Il grafico a candele è di facile costruzione, ogni candela si costruisce attraverso la conoscenza di 4 dati:

  • Prezzo di apertura
  • Prezzo di chiusura
  • Prezzo minimo
  • Prezzo massimo

Ogni candela è costituita da:

  • Main o real body, ovvero il corpo reale della candela, che si ottiene unendo il prezzo di apertura con quello di chiusura (il corpo reale è rappresentato da un rettangolo in cui i lati lunghi determinano l’altezza).
  • Shadows, ovvero le ombre, che sono le due asticelle che collegano il massimo e il minimo di seduta al corpo. Le due ombre a loro volta si dividono in upper shadow, che indica l’asticella superiore, e la lower swadow che indica quella inferiore.

La candela giapponese rappresenta un’unità di tempo, un giorno, una settimana, ma anche 10 minuti, a seconda dell’analisi temporale che si vuole condurre. Le candele possono assumere colori diversi (le più utilizzate sono o di colore rosso o verde oppure bianco o nero) a seconda che il prezzo di chiusura del mercato sia maggiore di quello iniziale(seduta positiva) o minore (seduta negativa). Solitamente si “riempie” di nero o di verde il corpo della candela ribassista, e di bianco o di verde il corpo di quella rialzista.
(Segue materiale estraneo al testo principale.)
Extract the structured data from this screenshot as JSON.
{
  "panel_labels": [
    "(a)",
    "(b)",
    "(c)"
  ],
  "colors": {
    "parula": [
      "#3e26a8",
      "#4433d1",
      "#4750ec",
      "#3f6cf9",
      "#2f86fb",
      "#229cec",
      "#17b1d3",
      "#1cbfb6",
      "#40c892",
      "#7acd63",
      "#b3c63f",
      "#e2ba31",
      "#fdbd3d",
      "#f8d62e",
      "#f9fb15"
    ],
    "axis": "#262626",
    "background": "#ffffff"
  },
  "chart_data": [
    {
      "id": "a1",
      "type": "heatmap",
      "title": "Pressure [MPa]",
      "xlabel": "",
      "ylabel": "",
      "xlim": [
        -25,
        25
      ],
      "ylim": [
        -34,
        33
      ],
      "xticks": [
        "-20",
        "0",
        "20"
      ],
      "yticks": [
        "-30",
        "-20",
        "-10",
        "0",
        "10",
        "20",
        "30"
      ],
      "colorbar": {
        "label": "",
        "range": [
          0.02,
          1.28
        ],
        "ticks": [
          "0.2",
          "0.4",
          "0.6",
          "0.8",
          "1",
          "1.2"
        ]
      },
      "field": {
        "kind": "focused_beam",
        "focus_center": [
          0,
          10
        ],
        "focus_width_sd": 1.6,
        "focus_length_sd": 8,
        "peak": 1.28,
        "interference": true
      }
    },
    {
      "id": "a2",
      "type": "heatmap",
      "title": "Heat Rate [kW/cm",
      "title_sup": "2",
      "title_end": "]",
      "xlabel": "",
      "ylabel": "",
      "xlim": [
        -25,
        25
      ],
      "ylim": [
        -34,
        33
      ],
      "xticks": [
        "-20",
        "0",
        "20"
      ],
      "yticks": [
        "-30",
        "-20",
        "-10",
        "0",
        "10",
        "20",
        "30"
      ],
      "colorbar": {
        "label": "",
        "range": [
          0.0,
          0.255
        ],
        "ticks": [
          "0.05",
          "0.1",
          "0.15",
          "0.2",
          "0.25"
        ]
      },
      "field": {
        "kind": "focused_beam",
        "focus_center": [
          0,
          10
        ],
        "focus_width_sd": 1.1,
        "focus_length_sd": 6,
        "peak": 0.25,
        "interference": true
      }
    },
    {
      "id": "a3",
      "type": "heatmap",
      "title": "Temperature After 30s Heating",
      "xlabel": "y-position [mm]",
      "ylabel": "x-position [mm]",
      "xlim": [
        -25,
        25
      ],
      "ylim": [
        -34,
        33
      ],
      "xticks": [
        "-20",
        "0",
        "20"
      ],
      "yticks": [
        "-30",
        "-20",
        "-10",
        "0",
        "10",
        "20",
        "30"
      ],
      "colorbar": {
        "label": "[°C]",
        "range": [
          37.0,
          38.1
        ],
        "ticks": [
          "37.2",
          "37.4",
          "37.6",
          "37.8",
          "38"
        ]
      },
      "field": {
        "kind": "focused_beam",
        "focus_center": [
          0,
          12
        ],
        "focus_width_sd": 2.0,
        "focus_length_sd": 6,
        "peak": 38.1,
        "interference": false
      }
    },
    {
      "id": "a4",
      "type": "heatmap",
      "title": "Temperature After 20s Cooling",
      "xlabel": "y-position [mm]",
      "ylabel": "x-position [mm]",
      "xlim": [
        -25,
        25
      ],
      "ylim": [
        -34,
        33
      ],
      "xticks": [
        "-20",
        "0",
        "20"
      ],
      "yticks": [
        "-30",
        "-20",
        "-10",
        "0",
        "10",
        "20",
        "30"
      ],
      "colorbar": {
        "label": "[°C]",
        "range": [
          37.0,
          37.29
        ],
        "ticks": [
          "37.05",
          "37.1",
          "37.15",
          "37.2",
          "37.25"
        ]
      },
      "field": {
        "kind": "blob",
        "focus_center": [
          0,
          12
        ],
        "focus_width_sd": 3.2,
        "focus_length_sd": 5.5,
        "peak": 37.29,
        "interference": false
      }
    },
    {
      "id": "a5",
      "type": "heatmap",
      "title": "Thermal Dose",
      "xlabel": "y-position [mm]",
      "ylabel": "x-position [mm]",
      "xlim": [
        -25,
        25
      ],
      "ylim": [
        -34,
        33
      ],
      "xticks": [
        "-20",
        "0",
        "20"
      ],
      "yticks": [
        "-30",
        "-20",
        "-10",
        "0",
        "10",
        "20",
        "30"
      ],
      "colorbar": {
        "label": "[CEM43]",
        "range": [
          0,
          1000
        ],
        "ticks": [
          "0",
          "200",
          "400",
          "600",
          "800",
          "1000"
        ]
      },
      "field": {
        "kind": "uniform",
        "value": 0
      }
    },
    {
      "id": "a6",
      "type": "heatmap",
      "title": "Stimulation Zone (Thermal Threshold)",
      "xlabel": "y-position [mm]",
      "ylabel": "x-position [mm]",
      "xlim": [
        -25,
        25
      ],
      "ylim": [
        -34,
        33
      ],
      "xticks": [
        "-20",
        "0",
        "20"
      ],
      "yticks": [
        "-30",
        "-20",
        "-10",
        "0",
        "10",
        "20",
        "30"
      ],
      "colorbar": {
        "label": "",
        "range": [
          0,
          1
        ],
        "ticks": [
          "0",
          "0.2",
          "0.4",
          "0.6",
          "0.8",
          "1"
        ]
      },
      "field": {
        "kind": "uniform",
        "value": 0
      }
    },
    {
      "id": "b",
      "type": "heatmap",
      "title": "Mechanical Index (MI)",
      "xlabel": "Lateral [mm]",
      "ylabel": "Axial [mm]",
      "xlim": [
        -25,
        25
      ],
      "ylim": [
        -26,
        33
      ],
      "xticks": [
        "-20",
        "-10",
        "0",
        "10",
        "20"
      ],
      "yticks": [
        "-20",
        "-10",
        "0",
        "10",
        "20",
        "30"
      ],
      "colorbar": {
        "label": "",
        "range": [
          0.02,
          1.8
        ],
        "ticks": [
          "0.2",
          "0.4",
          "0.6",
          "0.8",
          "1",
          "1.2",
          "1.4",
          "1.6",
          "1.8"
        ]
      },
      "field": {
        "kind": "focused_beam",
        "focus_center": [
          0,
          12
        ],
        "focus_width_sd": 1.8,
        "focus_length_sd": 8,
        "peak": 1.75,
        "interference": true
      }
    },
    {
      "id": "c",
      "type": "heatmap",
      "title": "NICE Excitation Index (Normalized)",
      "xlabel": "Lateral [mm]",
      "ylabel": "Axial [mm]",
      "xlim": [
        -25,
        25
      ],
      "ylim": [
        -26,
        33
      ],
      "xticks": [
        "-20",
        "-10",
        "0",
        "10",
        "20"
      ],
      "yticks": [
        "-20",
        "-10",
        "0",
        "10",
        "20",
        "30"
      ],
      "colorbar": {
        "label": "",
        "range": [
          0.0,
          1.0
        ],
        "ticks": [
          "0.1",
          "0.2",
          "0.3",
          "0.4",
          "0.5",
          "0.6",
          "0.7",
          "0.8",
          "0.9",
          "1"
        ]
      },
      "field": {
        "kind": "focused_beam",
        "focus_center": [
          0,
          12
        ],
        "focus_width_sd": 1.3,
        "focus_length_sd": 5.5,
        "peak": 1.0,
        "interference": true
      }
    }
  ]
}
Nell’analisi candlestick è possibile identificare diversi tipi di candele. Ognuna rappresenta un differente movimento del mercato nel lasso di tempo che la candela andrà a rappresentare:

  • Un asset il cui prezzo ha subito un forte movimento dal prezzo di apertura darà vita ad una candela con un corpo particolarmente allungato, in questo caso si parla di long black body (candela nera lunga) e long white body (candela bianca lunga).
  • Small Body e Spinning Top. Queste formazioni rappresentano un segnale di stabilità, sebbene non solidissimo. La prima si presenta con un corpo di colore bianco e piccolo, con shadows normali, e indica stabilità con tendenza al rialzo; la seconda si presenta con un corpo anch’esso piccolo ma di colore nero, con shadows normali e indica stabilità con tendenza al ribasso.
  • Upper Shadow Line. Ribassista ma non troppo. Il corpo è medio, la lower shadow è corta mentre la upper shadow è molto lunga. Il colore può essere bianco o nero ma non ha molta importanza, è un segnale ribassista in ogni caso.
  • Lower Shadow Line. Rialzista ma non troppo. Il corpo è simile alla upper shadow line, mentre la lunghezza della shadow è invertita. Anche in questo caso il colore non ha molta importanza in segnale è sempre rialzista.
  • Doji. Rappresenta equilibrio totale tra venditori e compratori, incertezza molto accentuata. Dal punto di vista visivo, il corpo della candela è assente e le ombre sono ben visibili.

Ricapitolando, una candela rappresenta l’intera volatilità della giornata (o dell’unità di tempo che vogliamo valutare), evidenziando mediante il colore del corpo la distanza tra prezzo di apertura e di chiusura, e mediante le ombre il punto di massimo ed il punto di minimo che il prezzo ha raggiunto. Gli elementi da tenere dunque in considerazione sono la forma (dimensione del corpo e delle ombre) e il suo colore.